In order for New Centenarians to provide an acceptable standard of living for themselves in old age, a pension pot of £2.4m in retirement savings will need to start sooner.

The cost of social care is likely to be another major concern for this future generation. Many New Centenarians will need to contribute financially to the care costs of their parents’ generation, as well as try to put some funds aside for their own care costs in their final years.

Nature of work is likely to change
The state retirement age will be at least 70 by the turn of the next century and an increasing proportion of people will continue working well into their 70s, either because they can’t afford to retire or because they feel it is in their best interest to continue working.

However, the nature of their work is likely to change. According to Lucas, ‘In the future, older workers – especially in the professional and business services sector – are likely to stay working longer into their 70s, but the nature of this work will become more flexible and probably more part-time. Workers in manual or vocational careers are also likely to look to extend their working lives by undertaking a less strenuous, more part-time role.’

However, this means that New Centenarians could be supporting themselves with a potentially limited income for up to 30 years of retirement. In order to properly prepare for prolonged retirement and counter the effects of the collision of financial pressures, Lucas explains that New Centenarians will need to begin saving for their retirement from at least age 25 and that parents should encourage their children to start understanding finances and the importance of saving from a young age.

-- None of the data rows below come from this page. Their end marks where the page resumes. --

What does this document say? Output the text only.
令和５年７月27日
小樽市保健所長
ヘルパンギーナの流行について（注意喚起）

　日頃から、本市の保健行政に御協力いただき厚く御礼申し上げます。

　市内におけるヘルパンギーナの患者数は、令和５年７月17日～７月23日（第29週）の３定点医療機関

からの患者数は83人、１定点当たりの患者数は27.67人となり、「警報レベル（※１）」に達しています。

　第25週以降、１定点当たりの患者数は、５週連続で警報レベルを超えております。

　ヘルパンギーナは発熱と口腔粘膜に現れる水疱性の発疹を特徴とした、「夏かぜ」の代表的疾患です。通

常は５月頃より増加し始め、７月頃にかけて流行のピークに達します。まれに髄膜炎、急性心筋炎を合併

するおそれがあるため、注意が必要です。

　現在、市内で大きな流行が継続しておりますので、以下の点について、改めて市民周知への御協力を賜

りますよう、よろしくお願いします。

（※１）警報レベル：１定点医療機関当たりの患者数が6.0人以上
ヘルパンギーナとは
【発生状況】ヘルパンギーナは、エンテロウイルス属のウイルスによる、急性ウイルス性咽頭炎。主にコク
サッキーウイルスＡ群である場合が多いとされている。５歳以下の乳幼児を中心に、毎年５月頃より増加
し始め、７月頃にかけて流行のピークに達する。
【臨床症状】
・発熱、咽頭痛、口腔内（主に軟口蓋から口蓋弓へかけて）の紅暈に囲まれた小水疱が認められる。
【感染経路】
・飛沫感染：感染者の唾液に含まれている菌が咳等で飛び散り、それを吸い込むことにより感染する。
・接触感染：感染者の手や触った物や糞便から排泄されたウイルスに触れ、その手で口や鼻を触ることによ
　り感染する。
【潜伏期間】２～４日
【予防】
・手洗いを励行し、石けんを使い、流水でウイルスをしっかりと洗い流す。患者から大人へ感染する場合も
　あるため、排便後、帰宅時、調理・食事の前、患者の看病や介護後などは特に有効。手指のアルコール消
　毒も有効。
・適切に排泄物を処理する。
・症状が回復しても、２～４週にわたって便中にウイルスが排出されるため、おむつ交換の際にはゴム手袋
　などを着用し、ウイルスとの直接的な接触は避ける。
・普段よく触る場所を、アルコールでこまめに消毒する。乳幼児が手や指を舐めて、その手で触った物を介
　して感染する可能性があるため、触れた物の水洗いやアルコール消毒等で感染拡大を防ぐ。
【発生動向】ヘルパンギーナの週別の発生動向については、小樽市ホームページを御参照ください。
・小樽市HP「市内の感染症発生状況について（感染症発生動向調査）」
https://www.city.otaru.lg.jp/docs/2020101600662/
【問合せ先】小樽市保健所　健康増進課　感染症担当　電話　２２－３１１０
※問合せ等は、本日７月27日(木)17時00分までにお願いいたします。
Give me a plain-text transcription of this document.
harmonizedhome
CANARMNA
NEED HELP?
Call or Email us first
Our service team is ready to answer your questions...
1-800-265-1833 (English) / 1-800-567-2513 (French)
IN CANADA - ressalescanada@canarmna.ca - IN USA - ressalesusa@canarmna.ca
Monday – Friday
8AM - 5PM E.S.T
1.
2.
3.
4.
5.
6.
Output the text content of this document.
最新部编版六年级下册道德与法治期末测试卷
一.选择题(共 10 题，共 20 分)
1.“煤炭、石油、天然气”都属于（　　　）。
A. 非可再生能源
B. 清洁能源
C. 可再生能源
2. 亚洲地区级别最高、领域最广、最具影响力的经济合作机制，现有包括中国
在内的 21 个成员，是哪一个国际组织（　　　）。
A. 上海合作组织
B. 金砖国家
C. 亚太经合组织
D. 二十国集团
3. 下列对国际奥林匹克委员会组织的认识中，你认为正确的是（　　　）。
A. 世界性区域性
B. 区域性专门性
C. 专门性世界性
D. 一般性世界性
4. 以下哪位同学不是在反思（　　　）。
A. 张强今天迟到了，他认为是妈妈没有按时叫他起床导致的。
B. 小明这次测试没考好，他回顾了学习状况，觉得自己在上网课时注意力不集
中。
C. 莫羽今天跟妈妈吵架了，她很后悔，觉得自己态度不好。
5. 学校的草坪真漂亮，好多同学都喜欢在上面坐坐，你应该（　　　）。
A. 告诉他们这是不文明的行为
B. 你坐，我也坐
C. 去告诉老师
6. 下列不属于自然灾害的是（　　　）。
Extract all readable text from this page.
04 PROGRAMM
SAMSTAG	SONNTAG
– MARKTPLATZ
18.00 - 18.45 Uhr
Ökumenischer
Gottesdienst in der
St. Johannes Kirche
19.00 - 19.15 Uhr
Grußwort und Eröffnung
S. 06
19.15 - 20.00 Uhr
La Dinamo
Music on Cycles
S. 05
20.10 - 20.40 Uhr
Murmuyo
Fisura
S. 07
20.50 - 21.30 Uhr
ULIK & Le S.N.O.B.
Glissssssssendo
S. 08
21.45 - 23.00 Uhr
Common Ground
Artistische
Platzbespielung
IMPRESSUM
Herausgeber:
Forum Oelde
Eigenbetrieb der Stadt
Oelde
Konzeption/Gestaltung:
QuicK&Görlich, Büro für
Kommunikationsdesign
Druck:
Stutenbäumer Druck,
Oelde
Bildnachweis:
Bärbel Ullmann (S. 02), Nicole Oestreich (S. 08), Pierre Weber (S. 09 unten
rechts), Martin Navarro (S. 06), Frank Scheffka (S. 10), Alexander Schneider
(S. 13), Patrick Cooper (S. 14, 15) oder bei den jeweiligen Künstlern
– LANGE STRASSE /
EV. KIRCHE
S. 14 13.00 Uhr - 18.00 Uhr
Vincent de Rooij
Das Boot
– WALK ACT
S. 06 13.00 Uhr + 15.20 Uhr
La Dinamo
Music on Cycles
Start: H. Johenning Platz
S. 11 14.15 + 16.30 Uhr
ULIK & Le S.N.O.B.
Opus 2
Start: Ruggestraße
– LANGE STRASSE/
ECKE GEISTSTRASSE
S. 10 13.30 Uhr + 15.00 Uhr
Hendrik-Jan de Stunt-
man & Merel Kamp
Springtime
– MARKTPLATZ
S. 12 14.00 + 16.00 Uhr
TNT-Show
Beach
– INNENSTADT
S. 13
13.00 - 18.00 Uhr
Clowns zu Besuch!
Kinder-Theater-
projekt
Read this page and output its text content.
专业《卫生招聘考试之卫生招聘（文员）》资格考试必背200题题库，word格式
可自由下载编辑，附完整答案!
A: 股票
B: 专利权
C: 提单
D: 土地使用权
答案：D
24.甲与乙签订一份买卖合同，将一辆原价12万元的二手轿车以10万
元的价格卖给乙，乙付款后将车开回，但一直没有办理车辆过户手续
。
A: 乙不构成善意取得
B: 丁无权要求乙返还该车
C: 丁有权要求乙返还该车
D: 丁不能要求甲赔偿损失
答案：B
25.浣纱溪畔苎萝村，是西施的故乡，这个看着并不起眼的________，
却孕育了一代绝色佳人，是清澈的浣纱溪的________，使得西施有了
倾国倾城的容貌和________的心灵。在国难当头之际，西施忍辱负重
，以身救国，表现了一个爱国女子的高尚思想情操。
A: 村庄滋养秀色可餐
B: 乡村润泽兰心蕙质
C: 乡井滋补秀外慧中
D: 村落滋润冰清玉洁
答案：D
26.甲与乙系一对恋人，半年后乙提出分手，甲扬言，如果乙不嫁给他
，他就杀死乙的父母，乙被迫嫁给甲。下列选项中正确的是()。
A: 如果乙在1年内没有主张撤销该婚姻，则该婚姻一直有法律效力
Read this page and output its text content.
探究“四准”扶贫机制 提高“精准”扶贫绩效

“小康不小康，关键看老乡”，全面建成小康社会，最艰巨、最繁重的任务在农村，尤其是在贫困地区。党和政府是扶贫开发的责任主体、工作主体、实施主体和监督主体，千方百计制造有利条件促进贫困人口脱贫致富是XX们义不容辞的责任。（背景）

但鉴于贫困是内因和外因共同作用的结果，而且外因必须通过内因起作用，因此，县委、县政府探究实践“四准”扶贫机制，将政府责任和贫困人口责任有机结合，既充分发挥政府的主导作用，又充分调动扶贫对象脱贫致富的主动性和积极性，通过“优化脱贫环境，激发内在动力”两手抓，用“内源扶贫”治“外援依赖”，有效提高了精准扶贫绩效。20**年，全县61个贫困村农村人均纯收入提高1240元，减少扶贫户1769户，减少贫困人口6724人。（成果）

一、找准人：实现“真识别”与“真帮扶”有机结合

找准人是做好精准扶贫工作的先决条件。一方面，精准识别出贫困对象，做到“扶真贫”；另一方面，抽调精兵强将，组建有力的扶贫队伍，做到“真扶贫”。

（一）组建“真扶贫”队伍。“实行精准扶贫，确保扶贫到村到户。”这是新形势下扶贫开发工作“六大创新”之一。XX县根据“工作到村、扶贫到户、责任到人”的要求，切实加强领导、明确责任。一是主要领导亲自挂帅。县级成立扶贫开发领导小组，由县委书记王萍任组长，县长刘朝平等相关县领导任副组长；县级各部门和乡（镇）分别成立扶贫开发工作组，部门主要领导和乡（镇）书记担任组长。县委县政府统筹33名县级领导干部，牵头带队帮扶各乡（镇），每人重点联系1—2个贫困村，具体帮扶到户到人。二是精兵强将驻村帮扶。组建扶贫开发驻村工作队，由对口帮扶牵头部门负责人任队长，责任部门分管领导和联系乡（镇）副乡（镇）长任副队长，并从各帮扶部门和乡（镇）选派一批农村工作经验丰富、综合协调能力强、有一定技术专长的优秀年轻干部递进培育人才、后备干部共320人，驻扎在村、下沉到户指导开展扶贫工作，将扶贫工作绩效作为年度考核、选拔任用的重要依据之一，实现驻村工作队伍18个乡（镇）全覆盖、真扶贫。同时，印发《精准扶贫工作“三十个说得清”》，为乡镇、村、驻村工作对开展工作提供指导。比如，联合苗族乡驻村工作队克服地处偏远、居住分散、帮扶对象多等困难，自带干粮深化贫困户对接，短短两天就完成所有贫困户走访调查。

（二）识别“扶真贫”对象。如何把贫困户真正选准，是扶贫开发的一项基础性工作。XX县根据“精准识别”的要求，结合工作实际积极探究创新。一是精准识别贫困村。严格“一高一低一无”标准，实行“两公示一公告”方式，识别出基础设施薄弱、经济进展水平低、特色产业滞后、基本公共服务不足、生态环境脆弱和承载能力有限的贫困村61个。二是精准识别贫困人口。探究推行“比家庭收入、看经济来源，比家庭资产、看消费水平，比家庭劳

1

It isn’t all doom and gloom for this generation
Almost 45 per cent are concerned that their children will not be able to save enough money for a longer retirement. Yet almost 40 per cent of parents are not considering their child’s long-term future as part of their financial planning and half of all parents would not consider starting a pension for their child on their first birthday.

However, it isn’t all doom and gloom for this generation, as 41 per cent of parents are excited about the potential for long-lasting family relationships and a further 37 per cent are pleased to think their children will accomplish more in life because they will be healthier longer.

This research was undertaken based on past and expected future demographic trends using published research and data from the Office for National Statistics (ONS); this included trend data on life expectancy, healthy life expectancy, fertility, marriage, divorce, having children, commencement of working lives and ages of retirement. ONS data was also used to estimate expected future trends for financial matters including earnings, rents, house prices, mortgage costs and retirement incomes. A range of other information sources – published and unpublished – were utilised to obtain insights into recent and expected future social trends.

Estimates of future financial costs – including earnings, housing costs, student debt and retirement savings – were calculated using bespoke economic and financial models developed by the authors of the research. These figures were estimated by projected-forward underlying trends evident in existing datasets, coupled as appropriate with trend-based inflation assumptions.

The main exception is in the area of future student debt, where a new system is currently being introduced and for which current data cannot be used to construct forward estimates. In this case future estimates were based on a literature review of estimated future student debt liabilities, using sources including the Department for Education, the National Union of Students and student loan companies.